Some banks could not survive without government help, but we haven’t defined who they are yet. Hopefully, the stress-tests that the Treasury Department is performing on financial institutions will help clarify the situation, but we can’t be setting executive pay restrictions based on mere participation in the government recovery programs. We are asking banks to take low-interest loans so that they can increase their capitalization and increase lending. It’s perfectly acceptable to make demands about how that money is utilized (for lending) but we can’t treat every firm that accepts the offer as if they’re now government property and set all kinds of restrictions on how they run their businesses. If we do, then the plan won’t work.

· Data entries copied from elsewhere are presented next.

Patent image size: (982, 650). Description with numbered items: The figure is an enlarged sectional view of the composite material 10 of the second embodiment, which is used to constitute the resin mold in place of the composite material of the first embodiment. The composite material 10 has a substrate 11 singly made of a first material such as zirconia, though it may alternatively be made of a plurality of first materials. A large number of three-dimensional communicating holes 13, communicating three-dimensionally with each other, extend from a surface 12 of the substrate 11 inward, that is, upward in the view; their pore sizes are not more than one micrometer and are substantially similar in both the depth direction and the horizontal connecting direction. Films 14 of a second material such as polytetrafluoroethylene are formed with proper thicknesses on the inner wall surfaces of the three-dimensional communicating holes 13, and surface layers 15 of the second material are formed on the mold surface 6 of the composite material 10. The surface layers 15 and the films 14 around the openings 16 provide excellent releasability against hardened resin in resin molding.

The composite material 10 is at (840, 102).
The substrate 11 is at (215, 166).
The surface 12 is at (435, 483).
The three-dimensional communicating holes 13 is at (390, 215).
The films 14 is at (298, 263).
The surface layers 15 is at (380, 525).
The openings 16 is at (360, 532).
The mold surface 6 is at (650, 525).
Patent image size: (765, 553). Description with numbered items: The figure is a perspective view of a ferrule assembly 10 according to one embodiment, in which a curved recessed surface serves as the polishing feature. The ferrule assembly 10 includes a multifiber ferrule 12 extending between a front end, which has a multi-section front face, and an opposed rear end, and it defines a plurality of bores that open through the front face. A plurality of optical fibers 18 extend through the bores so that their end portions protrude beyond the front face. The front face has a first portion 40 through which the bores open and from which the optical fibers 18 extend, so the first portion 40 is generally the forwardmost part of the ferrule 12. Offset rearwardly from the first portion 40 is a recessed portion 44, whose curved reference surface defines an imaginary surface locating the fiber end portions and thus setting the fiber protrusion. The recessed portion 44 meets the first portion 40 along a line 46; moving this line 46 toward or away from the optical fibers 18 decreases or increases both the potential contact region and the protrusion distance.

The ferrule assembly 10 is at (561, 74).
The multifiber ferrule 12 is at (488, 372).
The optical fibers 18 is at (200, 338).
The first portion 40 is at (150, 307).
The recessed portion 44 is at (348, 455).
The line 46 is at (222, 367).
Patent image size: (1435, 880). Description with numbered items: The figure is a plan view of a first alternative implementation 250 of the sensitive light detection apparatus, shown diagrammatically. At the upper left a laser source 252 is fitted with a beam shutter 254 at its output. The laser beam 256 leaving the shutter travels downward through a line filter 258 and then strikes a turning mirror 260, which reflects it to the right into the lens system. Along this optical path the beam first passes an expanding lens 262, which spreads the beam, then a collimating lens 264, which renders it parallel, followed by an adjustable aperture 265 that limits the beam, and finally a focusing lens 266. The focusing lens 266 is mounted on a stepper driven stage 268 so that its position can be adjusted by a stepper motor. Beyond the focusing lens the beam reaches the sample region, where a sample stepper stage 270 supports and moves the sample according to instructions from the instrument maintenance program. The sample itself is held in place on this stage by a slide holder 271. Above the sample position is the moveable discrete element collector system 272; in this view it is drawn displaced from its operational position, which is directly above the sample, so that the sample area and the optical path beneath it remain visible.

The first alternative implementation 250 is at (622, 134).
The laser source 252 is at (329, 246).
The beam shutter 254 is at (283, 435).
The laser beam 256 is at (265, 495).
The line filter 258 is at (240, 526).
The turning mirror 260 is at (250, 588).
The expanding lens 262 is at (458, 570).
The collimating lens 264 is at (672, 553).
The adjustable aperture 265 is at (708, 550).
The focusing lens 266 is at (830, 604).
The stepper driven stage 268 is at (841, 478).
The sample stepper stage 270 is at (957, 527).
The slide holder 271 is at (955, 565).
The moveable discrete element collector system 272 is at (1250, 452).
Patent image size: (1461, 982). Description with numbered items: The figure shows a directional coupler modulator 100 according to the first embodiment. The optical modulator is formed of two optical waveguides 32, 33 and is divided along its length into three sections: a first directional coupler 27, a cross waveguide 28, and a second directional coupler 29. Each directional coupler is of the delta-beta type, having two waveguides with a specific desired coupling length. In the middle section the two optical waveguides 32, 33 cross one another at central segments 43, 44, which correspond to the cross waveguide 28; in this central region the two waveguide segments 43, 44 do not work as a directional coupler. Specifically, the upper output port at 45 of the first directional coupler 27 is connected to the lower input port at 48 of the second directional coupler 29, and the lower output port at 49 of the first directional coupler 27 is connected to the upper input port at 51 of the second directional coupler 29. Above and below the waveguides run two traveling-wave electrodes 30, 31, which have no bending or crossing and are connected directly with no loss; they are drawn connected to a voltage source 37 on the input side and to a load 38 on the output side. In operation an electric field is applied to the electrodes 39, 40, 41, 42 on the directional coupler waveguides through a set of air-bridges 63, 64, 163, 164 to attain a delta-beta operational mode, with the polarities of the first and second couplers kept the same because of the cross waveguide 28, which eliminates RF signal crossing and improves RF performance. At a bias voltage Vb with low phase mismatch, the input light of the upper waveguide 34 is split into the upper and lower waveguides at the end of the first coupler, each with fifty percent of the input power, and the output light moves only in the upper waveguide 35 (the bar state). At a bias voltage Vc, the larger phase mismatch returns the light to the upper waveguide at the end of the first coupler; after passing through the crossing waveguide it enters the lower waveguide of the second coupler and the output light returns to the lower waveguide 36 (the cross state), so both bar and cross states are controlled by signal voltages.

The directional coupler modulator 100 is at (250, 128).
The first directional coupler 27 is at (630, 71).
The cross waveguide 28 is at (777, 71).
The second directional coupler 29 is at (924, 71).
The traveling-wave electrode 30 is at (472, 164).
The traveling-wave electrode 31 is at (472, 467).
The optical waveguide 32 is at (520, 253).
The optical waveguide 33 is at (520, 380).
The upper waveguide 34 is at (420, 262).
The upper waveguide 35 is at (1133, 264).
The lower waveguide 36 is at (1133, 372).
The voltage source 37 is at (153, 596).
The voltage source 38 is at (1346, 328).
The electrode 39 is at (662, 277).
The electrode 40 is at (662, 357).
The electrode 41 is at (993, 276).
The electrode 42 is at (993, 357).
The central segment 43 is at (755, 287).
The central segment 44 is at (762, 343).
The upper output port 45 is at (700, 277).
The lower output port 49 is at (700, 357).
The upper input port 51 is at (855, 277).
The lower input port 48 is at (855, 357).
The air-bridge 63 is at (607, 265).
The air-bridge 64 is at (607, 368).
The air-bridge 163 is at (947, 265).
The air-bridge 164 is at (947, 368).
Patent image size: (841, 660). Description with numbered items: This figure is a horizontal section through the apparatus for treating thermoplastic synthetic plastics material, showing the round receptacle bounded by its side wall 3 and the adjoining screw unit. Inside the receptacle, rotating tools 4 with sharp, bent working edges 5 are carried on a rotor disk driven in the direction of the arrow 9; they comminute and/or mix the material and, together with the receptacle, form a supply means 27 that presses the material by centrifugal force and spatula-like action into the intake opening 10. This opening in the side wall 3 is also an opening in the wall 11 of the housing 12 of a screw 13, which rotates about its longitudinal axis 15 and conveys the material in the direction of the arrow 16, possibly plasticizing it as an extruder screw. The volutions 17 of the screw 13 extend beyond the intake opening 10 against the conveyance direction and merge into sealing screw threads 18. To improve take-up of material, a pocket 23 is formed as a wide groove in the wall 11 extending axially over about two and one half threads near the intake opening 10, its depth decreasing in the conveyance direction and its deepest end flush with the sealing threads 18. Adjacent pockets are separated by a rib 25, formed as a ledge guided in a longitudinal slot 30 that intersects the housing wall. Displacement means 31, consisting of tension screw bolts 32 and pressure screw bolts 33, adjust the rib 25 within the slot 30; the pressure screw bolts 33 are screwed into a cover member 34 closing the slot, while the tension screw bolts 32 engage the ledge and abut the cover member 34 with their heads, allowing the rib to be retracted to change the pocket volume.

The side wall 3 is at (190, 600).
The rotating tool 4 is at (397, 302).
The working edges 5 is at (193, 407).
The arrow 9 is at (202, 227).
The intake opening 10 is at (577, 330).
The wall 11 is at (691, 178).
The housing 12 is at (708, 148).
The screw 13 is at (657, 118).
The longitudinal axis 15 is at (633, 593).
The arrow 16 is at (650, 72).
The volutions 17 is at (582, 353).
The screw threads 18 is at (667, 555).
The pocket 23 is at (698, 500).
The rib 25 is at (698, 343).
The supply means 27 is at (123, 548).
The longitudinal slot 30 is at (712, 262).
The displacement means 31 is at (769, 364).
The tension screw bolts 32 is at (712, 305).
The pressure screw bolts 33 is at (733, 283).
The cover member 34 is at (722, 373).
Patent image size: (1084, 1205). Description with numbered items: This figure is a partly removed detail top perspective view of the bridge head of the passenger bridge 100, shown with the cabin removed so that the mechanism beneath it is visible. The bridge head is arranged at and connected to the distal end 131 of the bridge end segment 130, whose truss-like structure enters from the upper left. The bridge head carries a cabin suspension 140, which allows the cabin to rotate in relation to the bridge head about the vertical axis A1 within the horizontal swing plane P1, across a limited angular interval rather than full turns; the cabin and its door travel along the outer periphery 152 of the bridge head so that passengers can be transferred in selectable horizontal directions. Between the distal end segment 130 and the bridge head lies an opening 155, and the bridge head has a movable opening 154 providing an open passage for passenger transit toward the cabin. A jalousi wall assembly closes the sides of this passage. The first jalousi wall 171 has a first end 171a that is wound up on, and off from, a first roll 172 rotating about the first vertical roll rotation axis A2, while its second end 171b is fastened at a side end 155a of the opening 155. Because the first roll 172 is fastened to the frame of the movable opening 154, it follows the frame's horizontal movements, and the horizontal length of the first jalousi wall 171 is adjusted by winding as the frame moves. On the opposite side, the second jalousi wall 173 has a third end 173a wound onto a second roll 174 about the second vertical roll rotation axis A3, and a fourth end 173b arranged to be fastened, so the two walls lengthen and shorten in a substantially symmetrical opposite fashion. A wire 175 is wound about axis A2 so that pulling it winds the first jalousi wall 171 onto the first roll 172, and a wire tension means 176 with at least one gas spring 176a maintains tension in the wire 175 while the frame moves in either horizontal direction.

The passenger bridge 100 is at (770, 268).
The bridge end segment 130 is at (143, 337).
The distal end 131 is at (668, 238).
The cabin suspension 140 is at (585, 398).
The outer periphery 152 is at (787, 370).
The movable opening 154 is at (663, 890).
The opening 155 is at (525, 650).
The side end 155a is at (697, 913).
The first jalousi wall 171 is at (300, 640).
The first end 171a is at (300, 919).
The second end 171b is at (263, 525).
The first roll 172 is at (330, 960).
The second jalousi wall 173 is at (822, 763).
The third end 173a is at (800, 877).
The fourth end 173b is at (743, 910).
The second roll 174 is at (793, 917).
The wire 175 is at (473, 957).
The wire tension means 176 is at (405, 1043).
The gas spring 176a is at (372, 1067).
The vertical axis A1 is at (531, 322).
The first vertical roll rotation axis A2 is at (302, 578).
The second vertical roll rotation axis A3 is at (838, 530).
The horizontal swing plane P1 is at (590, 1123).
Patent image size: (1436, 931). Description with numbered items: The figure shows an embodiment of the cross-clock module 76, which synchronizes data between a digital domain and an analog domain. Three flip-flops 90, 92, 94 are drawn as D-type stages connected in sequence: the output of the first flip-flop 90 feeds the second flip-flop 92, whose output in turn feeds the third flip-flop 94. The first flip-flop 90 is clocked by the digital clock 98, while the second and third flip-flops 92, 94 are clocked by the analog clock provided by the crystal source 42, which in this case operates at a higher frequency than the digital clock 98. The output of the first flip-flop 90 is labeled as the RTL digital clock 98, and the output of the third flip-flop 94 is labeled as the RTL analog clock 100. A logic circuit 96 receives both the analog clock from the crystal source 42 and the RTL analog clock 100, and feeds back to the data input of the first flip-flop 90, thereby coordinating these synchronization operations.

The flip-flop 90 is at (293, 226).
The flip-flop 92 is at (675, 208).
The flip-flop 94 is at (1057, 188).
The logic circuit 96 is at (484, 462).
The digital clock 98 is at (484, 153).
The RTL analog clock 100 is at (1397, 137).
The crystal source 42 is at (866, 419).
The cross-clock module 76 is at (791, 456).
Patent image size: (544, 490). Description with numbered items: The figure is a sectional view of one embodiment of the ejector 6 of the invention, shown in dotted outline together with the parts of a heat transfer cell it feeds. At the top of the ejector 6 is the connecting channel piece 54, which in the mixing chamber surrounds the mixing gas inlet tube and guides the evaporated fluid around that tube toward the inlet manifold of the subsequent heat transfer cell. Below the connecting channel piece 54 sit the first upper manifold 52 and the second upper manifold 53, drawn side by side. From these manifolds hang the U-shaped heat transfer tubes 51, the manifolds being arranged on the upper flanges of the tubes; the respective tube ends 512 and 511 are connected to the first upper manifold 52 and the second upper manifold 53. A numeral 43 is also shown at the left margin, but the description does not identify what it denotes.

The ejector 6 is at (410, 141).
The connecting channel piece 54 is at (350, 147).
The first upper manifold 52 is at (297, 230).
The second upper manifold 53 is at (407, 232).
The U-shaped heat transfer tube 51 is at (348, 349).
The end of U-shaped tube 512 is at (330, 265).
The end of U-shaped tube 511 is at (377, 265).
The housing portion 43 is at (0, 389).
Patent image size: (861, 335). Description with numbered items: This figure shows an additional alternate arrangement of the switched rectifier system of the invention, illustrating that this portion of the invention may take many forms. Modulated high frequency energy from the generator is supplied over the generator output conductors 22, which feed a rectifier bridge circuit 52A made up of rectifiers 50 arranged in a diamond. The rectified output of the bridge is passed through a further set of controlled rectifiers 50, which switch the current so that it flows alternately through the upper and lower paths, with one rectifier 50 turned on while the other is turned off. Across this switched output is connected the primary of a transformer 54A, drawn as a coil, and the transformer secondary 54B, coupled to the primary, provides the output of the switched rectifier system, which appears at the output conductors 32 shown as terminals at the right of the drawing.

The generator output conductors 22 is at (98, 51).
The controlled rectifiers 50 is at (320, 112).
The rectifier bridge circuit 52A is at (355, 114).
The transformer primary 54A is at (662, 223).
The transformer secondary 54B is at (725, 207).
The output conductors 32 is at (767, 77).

At the same time, the Obama administration cannot hope to get away with skirting the laws that Congress laws down, no matter how misguided they may be. Even if their efforts are ultimately determined to be constitutional, the political costs are too high. The problem is a matter of perception. The public thinks the money is going to banks to keep them from going bankrupt and therefore has certain expectations about how firms that accept the money will behave. But only a small percentage of the banks are actually facing insolvency, and we don’t have any clean way right now of legally distinguishing between the two.

What we need to do is decouple these issues. Executive pay should be regulated by law, irrespective of which firms are participating in government recovery efforts. As soon as possible, firms that are insolvent should be identified and treated differently under the law from banks that are not. We should not be buying equity stakes in solvent institutions that we believe will have no difficulty in repaying our loans. We should be taking equity stakes only in truly insolvent institutions.

This is a political matter. And the Obama administration needs to treat it as a political timebomb. Sort things out quickly, because the status quo is too ambiguous and too subject to easy distortion. The plan to increase lending is solid, but the means is unsustainable.